On the ground that G. L. c. 138 (laws relating to alcoholic beverages) did not authorize its adoption, a Superior Court judge declined to give effect to a regulation of the Alcoholic Beverages Control Commission which requires giving customers a printed receipt for a cover charge. See 204 Code Mass. Regs. Section 2.16 (1986). The regulation elaborates how holders of liquor licenses shall comply with G. L. c. 140, Section 183D, as appearing in
St. 1985, c. 427. That statute, directed to eating as well as drinking establishments, prohibits the collection of a cover charge "unless a sign is conspicuously posted at every entrance to any dining room or rooms where such charge is required, in letters no less than one inch in height" stating that there is a minimum or cover charge and how much it is.
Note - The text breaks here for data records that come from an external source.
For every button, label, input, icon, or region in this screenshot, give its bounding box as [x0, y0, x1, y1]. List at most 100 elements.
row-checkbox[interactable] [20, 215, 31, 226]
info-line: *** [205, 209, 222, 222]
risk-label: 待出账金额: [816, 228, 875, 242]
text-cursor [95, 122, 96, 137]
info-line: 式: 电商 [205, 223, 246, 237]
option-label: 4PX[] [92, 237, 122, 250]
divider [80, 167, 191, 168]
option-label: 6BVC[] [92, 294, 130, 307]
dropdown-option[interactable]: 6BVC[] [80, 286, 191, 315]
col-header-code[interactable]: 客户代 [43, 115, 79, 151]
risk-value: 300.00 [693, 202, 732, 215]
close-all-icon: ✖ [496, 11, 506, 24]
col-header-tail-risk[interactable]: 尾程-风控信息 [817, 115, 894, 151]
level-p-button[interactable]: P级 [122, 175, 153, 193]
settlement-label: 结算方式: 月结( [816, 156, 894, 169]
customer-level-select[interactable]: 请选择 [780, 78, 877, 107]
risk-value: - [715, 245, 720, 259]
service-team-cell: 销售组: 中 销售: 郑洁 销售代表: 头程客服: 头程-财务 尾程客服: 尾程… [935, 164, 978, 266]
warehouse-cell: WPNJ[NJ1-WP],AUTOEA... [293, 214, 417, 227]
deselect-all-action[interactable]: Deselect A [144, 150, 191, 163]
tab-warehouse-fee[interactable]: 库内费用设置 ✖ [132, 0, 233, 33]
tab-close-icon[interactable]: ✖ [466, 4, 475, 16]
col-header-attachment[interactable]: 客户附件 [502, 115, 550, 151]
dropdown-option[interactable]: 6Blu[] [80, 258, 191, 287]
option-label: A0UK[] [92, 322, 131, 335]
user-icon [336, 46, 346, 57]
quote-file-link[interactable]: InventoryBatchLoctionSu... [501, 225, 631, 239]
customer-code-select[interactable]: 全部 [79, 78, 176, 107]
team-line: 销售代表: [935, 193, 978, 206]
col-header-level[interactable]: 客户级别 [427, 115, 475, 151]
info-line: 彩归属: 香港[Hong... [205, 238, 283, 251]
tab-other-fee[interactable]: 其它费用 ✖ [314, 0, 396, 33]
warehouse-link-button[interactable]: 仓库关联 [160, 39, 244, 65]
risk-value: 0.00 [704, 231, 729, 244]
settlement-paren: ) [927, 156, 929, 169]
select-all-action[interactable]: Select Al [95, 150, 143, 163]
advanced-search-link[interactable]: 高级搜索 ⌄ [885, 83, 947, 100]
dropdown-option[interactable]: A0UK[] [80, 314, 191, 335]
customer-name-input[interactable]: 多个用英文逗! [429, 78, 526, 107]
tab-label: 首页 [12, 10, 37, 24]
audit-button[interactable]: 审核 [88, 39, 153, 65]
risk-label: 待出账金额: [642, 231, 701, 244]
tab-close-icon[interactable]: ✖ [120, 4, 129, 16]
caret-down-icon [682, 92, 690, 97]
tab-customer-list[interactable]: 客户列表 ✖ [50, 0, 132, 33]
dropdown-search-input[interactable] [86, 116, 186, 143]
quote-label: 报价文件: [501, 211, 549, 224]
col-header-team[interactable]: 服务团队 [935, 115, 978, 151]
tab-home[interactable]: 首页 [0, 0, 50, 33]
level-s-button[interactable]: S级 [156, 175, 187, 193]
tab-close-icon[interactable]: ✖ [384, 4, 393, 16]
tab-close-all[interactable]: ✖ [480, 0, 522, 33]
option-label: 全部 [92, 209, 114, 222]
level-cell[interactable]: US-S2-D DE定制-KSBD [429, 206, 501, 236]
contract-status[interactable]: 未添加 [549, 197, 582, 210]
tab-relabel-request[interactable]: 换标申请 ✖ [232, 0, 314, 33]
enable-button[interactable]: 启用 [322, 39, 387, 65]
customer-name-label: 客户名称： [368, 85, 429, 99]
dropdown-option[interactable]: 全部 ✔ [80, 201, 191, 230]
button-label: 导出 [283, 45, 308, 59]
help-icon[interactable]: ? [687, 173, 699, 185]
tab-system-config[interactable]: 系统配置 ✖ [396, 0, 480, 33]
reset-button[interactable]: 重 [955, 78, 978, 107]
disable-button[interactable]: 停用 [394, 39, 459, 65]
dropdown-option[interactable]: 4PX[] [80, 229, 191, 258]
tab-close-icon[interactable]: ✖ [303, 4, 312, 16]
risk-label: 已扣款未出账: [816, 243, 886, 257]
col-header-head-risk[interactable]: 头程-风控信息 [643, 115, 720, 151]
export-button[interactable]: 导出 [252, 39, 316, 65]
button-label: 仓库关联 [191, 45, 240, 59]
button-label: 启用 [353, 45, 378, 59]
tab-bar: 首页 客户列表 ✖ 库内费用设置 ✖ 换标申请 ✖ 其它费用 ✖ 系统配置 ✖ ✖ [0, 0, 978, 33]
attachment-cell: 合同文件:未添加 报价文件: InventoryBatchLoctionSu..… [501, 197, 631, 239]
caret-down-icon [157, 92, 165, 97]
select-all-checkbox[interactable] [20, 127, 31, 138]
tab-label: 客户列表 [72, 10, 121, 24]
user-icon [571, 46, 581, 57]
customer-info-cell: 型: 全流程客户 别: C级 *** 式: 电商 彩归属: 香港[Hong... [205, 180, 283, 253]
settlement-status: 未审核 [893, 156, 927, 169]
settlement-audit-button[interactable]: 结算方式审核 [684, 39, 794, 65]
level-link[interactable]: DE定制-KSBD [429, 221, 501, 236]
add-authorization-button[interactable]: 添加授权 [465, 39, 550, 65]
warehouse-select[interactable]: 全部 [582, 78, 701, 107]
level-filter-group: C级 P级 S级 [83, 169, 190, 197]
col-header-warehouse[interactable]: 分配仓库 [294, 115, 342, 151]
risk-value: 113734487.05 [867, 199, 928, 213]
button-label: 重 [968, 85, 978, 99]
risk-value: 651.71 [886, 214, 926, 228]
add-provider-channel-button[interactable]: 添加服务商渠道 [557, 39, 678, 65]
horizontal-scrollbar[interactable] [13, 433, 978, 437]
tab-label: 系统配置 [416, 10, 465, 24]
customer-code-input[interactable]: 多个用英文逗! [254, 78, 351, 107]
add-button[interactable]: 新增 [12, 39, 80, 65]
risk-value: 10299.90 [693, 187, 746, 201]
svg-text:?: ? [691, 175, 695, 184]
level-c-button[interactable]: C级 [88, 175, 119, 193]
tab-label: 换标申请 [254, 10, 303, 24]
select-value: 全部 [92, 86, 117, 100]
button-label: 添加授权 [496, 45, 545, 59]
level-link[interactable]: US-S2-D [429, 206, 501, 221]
Section 24 of c. 138, as appearing in St. 1971, c. 478, confers broad powers upon the commission to promulgate regulations "not inconsistent with the provisions" of c. 138, including those "for the proper and orderly conduct of the licensed business." Section 64 of c. 138, as amended through St. 1984, c. 312, Section 9, empowers licensing authorities (which, under G. L. c. 138, Section 1, may include the commission) to suspend or revoke a license upon a showing of a violation of "any law of the commonwealth." The commission may, therefore, prescribe by regulation the means to assure compliance with laws of the Commonwealth bearing on licensed places where alcohol is imbibed. That the source of the pertinent law may be outside c. 138 does not strip the commission of authority to regulate compliance, in this case, with the cover charge statute. The receipt regulation, albeit in marginal fashion, advances the purposes of the cover charge statute by introducing a procedure likely to encourage uniform adherence to the statute.
So much of the judgment as set aside a five-day suspension based on violation of 204 Code Mass. Regs. Section 2.16 is reversed. The balance of the judgment is affirmed.